Unfortunately I cannot reproduce the issue. All prompts generate exactly the same output.

[cat:dog::mean]
Negative prompt: mediocre ugly abstract art [by xynon-bad-11k-2 : : , 0.2]
Steps: 24, Sampler: DPM++ 2M Karras, CFG scale: 7, Seed: 4188154356, Size: 512x512, Model hash: e16273c410, Model: tmndMix_tmndMixVIIBakedvae, VAE hash: e169f60bfa, VAE: kl-f8-anime2.vae.pt, FreeU Stages: "[{\"backbone_factor\": 1.2, \"skip_factor\": 0.9}, {\"backbone_factor\": 1.4, \"skip_factor\": 0.2}]", FreeU Schedule: "0.0, 1.0, 0.0", FreeU Version: 2, CFG Rescale phi: 0, TI hashes: "xynon-bad-11k-2: 796c84e2a27c", Script: X/Y/Z plot, X Type: Prompt S/R, X Values: "::,\":1,1:\",\":0.5,0.5:\"", Version: v1.6.0

xyz_grid-0003-4188154356- cat_dog__mean

SirVeggie commented 8 months ago

Interesting, I'll try to investigate a bit more.

ljleb commented 8 months ago

Maybe it's caused by an interaction with another extension?

SirVeggie commented 8 months ago

Most likely that would be it.

SirVeggie commented 8 months ago

Found the offending extension. After disabling it the feature seems to work great.

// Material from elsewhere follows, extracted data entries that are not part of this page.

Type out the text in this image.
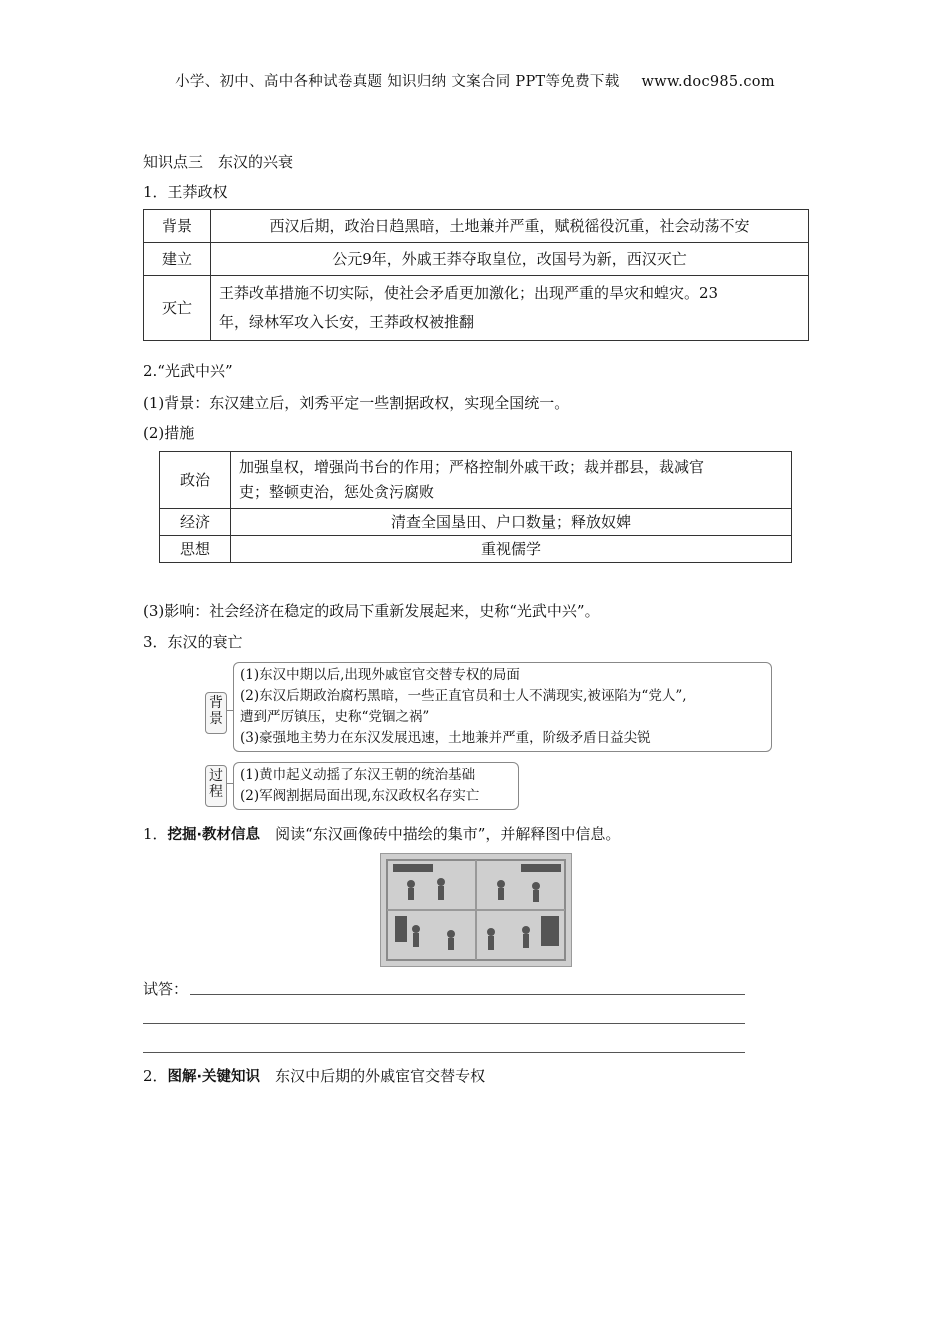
小学、初中、高中各种试卷真题 知识归纳 文案合同 PPT等免费下载 www.doc985.com
知识点三　东汉的兴衰
1．王莽政权
背景	西汉后期，政治日趋黑暗，土地兼并严重，赋税徭役沉重，社会动荡不安
建立	公元9年，外戚王莽夺取皇位，改国号为新，西汉灭亡
灭亡	王莽改革措施不切实际，使社会矛盾更加激化；出现严重的旱灾和蝗灾。23
年，绿林军攻入长安，王莽政权被推翻
2.“光武中兴”
(1)背景：东汉建立后，刘秀平定一些割据政权，实现全国统一。
(2)措施
政治	加强皇权，增强尚书台的作用；严格控制外戚干政；裁并郡县，裁减官
吏；整顿吏治，惩处贪污腐败

经济	清查全国垦田、户口数量；释放奴婢
思想	重视儒学
(3)影响：社会经济在稳定的政局下重新发展起来，史称“光武中兴”。
3．东汉的衰亡
背
景
(1)东汉中期以后,出现外戚宦官交替专权的局面
(2)东汉后期政治腐朽黑暗，一些正直官员和士人不满现实,被诬陷为“党人”,
遭到严厉镇压，史称“党锢之祸”
(3)豪强地主势力在东汉发展迅速，土地兼并严重，阶级矛盾日益尖锐
过
程
(1)黄巾起义动摇了东汉王朝的统治基础
(2)军阀割据局面出现,东汉政权名存实亡
1．挖掘·教材信息　阅读“东汉画像砖中描绘的集市”，并解释图中信息。
试答：
2．图解·关键知识　东汉中后期的外戚宦官交替专权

ljleb commented 8 months ago

Awesome. Which one is it? Maybe there's a way to make them compatible.

SirVeggie commented 7 months ago

Forgot to respond to this. The extension was this. It replaces spaces and commas, so the syntax of this extension was replaced. I simply disabled the other extension as it's not certain if it is even effective or just placebo. It would be difficult to make then compatible and not worth the effort.

Hellisotherpeople commented 4 months ago

Huge thank you btw for implementing this! I'm convinced that techniques for representation/activation engineering like prompt blending are being massively undervalued by the AI community.